I’ve Been Working At A Fast Paced Startup For 2 Months And This Is What I’ve Learned
When I first started, I was shadowing the designer in charge of the customer relationship management program for their company. This program is used by the sales team at Remine. It keeps track of all the communication with agents as well as the agent's data from their career.
After 2 weeks, her contract was up and I took over.
I was terrified. I didn’t know anything about real estate. All the meetings with my boss felt like they were in a foreign language. I couldn’t understand all these new terms relating to agents and their data. I didn’t feel like I knew what I was doing.
The only thing I could do was ask questions, google new terms, and interpret as best I could. I would design a new feature and send screenshots of iterations to my product manager to validate the direction I was heading. I asked her constant questions along the way to help me understand the user cases and tried to be honest when I didn’t understand something.
After a couple weeks, I finally felt like I was starting to figure it out. The meetings started to make more sense, I was starting to understand the users and the product itself, and I was getting better at designing the product.
In addition, I got to explore my UI/graphic design side by redesigning the company website. I made illustrations, backgrounds, and icons like these.
Then at a team dinner, our COO told me I should take a stab at our logo for the customer relationship management product called Sonar. A week later, I sent him my first draft. A few days after that, he approved the logo and told the web developers to put it in the program.
The next evening after work I read an email our COO sent out to our entire company.
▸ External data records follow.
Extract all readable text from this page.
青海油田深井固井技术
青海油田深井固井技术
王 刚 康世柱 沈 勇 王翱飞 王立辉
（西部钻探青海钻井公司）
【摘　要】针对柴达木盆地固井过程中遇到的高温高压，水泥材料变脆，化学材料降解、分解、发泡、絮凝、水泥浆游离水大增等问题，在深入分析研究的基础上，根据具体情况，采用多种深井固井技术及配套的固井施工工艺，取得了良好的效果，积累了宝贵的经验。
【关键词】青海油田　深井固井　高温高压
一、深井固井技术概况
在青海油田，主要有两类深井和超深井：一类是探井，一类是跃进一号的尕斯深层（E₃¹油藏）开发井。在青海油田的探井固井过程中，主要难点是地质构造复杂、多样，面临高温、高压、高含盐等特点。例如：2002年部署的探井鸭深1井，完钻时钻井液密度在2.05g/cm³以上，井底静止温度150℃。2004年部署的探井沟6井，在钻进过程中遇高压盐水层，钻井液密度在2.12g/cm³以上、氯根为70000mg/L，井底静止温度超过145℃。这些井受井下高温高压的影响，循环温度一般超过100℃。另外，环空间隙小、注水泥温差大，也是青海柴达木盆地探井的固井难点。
He explained the future of Sonar and how it’s going to be expanding to external customers. Then he gave me a shoutout. He said, “Part of this future is also a new logo designed by Lauren Marlowe, which I am proud to introduce to the company today.” and attached my new logo in the email.
The next day a couple different people acknowledged me for my new logo design. It made me feel on top of the world.
Then I was challenged again. 2 weeks ago, my product manager who was usually there to help answer my questions went to Europe on vacation. I was on my own to manage the designs and prototypes.
Since then, I’ve been reporting directly to the founder of Sonar with one on one meetings almost daily. I’ve learned what kind of questions to ask to understand how to design the features he wants. I’ve learned with trial and error. Our one on one meetings quickly evolved into meetings where I write down all the iterations I need to make.
The past 9 weeks have taught me more about my talents and passion than anything I’ve ever done. I feel creative, validated, and more confident about my ability to design.
Most of all, I’ve learned how glad I am that I never went to college.